Who’s Your Goliath?

My dad is and always was a fan of underdogs.

Before sports went berzerkly corporate, and all the New York team owners felt that it was their Manifest Destiny to use zillions of dollars to wrest championship rings from their wearers in other towns and bring them to the Big Apple, my father parked his loyalties solidly behind the longshots like the pre-Dave Debusschere Knicks against the Bill Russell-led Celtics, and the 1964 football Giants with a creaky Y.A. Tittle at the helm, and a new baseball team called the Mets.

So I got it from him.

Click for more info on Malcolm Gladwell

Click for more info on Malcolm Gladwell

Which is why Malcolm Gladwell’s piece in the May 11, 2009 issue of The New Yorker was a must read. As is Gladwell’s typical article approach, blending historical research with a latter day examplar of a noteworthy phenomenon, it’s a scholarly deconstruction of a twist of fate, “How David Beats Goliath.” 

For two reasons, the story should interest those of us whose fortunes or loss of them tie to the new residential construction market.

The first is that the central theme of the story relates to the plight of many organizations who make a living or not in the world of housing. They are David. Foremost, Goliath–the Philistine warrier whose defeat is almost inconceivable–is a real estate market and general economy withering in their effect on combatants large and small.

Gladwell’s yarn–backed by political science data on the number of wars won by undermanned, less powerful armies through history–tells how an underdog gets the upper hand. First thing they have to do is recognize they’re weaker and choose an unconventional strategy.

“When underdogs choose not to play by Goliath’s rules, they win.”

Think Lawrence of Arabia; think Rick Pitino, or if you’re my dad, think Digger Phelps’ Fordham University [no name] Rams against a U Mass team led by Julius “Dr. J.” Erving. The unconventional approach often involves surprise and speed, causing confusion in the ranks of a more potent foe.

Surprise and speed, for home builders, translates into cash. Let everyone else remain paralyzed in a market debatably still deteriorating [or as the Caculated Risk blog asserts, "correcting"], and girding for further waves of foreclosure hell. Don’t play by the rules of the game that you have to price a new home to market. What’s the equivalent for home builders of a full-court press? Is it an Open Series or any number of the other companies’ new, more affordable floorplans that break previously ironclad rules about replacement costs? How do you change your company’s culture so that it can adapt and change its structure?

The other reason to read the article might just be to come to a new understanding of who Goliath really is. Certainly, at the moment, the barbaric, dreaded enemy in most of our minds is a marketplace of still halting consumer confidence, corporate fear of investment, and massive government overcompensation for the ills of free enterprise.

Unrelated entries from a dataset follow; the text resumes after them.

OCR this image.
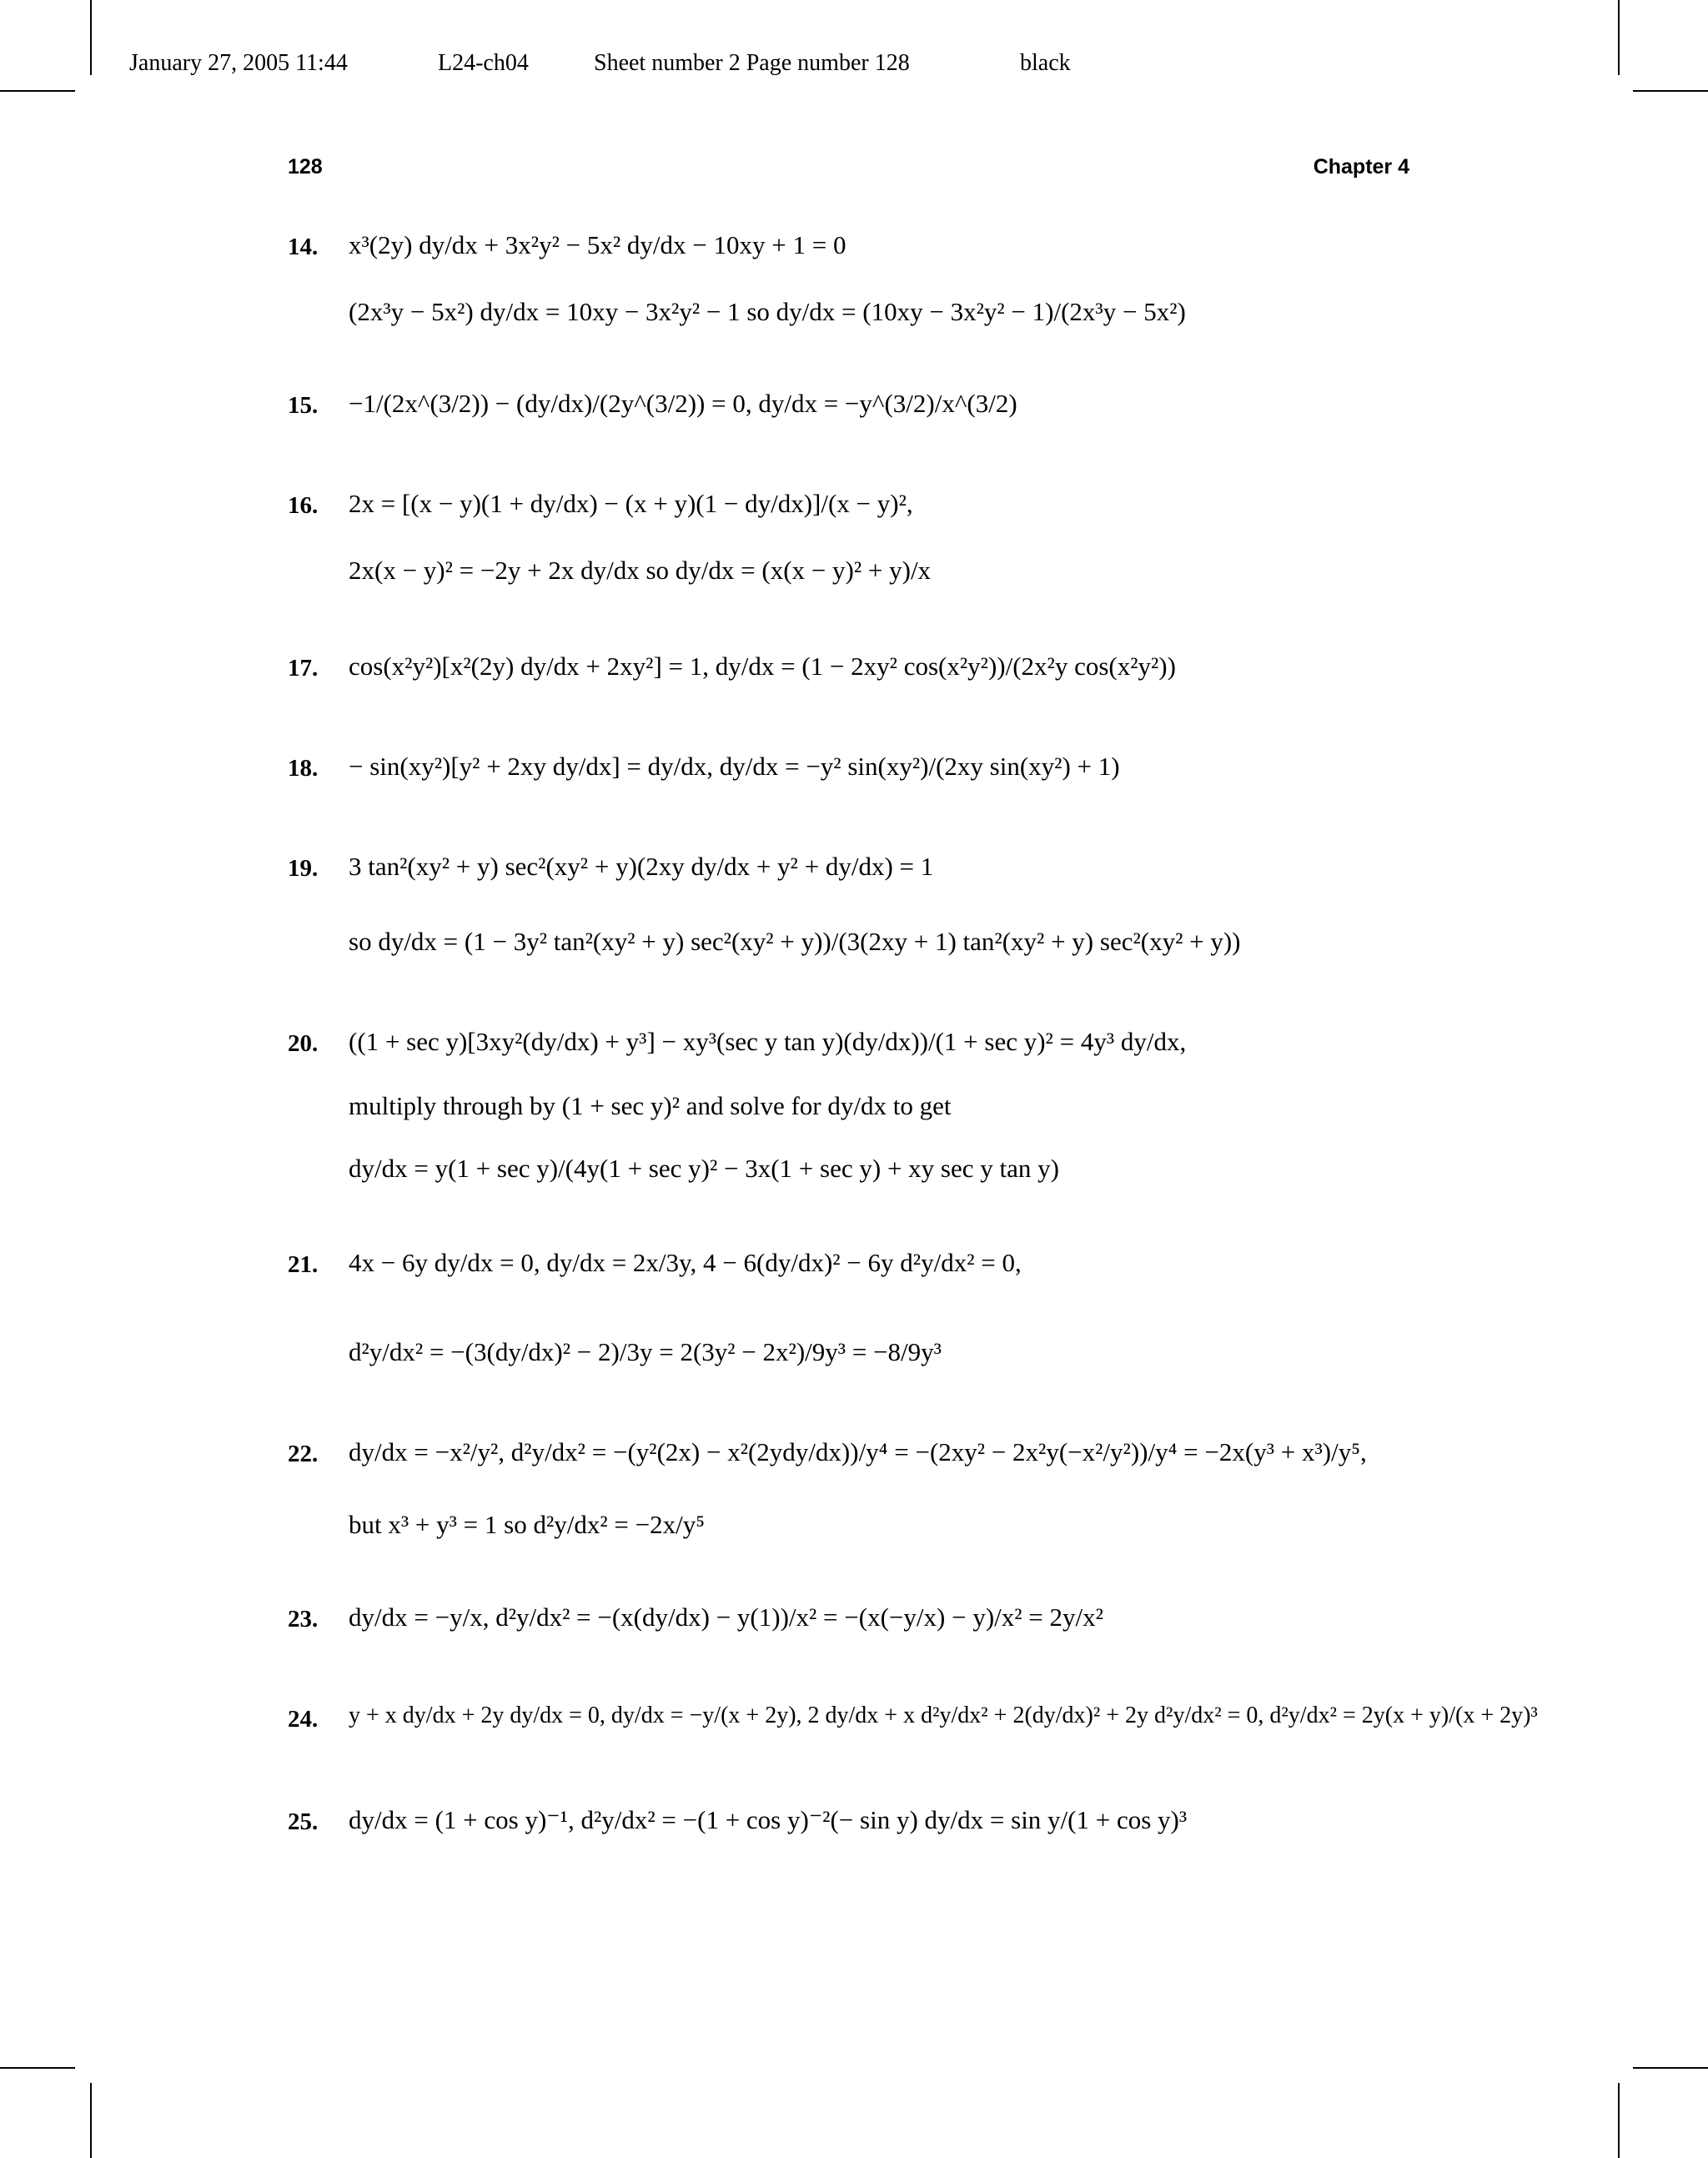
January 27, 2005 11:44	L24-ch04	Sheet number 2 Page number 128	black
128	Chapter 4
14.
15.
16.
17.
18.
19.
20.
21.
22.
23.
24.
25.
x³(2y) dy/dx + 3x²y² − 5x² dy/dx − 10xy + 1 = 0
(2x³y − 5x²) dy/dx = 10xy − 3x²y² − 1 so dy/dx = (10xy − 3x²y² − 1)/(2x³y − 5x²)
−1/(2x^(3/2)) − (dy/dx)/(2y^(3/2)) = 0, dy/dx = −y^(3/2)/x^(3/2)
2x = [(x − y)(1 + dy/dx) − (x + y)(1 − dy/dx)]/(x − y)²,
2x(x − y)² = −2y + 2x dy/dx so dy/dx = (x(x − y)² + y)/x
cos(x²y²)[x²(2y) dy/dx + 2xy²] = 1, dy/dx = (1 − 2xy² cos(x²y²))/(2x²y cos(x²y²))
− sin(xy²)[y² + 2xy dy/dx] = dy/dx, dy/dx = −y² sin(xy²)/(2xy sin(xy²) + 1)
3 tan²(xy² + y) sec²(xy² + y)(2xy dy/dx + y² + dy/dx) = 1
so dy/dx = (1 − 3y² tan²(xy² + y) sec²(xy² + y))/(3(2xy + 1) tan²(xy² + y) sec²(xy² + y))
((1 + sec y)[3xy²(dy/dx) + y³] − xy³(sec y tan y)(dy/dx))/(1 + sec y)² = 4y³ dy/dx,
multiply through by (1 + sec y)² and solve for dy/dx to get
dy/dx = y(1 + sec y)/(4y(1 + sec y)² − 3x(1 + sec y) + xy sec y tan y)
4x − 6y dy/dx = 0, dy/dx = 2x/3y, 4 − 6(dy/dx)² − 6y d²y/dx² = 0,
d²y/dx² = −(3(dy/dx)² − 2)/3y = 2(3y² − 2x²)/9y³ = −8/9y³
dy/dx = −x²/y², d²y/dx² = −(y²(2x) − x²(2ydy/dx))/y⁴ = −(2xy² − 2x²y(−x²/y²))/y⁴ = −2x(y³ + x³)/y⁵,
but x³ + y³ = 1 so d²y/dx² = −2x/y⁵
dy/dx = −y/x, d²y/dx² = −(x(dy/dx) − y(1))/x² = −(x(−y/x) − y)/x² = 2y/x²
y + x dy/dx + 2y dy/dx = 0, dy/dx = −y/(x + 2y), 2 dy/dx + x d²y/dx² + 2(dy/dx)² + 2y d²y/dx² = 0, d²y/dx² = 2y(x + y)/(x + 2y)³
dy/dx = (1 + cos y)⁻¹, d²y/dx² = −(1 + cos y)⁻²(− sin y) dy/dx = sin y/(1 + cos y)³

Interestingly, though, a subplot of the article focuses on another kind of David. In this case, it’s Vivek Ranadive, a Silicon Valley software developer who revolutionized data analysis by moving from “batch” collection to real time collection.

What has led and will likely lead many a real estate and residential construction company down the road to ruin is the absence of reliable data to say what is actually going on in the market. There are too many lagging indicators and undependable metrics that allow analysts to assert “the fundamentals are strong” and the “subprime damage can be contained.”

So, in a sense, Goliath is not only an outside force in the marketplace, but an enemy within. Data that is as local as the Census tract you’re competiting in and as instructive as a clock with the correct time is something most real estate players haven’t gotten around to developing or developing a belief in.

Some times, rules that need breaking are ones we’ve made up for ourselves.

Until a megalomaniac named George Steinbrenner came along, my father’s one exception to pulling for the underdog was his love of the New York Yankees. He knew lifetime and year-to-date averages and ERAs of most of the Yankees from about 1935 through The Mick and Whitey Ford.

But even when they were dominant, the Yanks had kind of an underdog’s salt of the earth sense about them. After all, one of the best of them said this. “The future ain’t what it used to be.” Bet you’ll never guess who.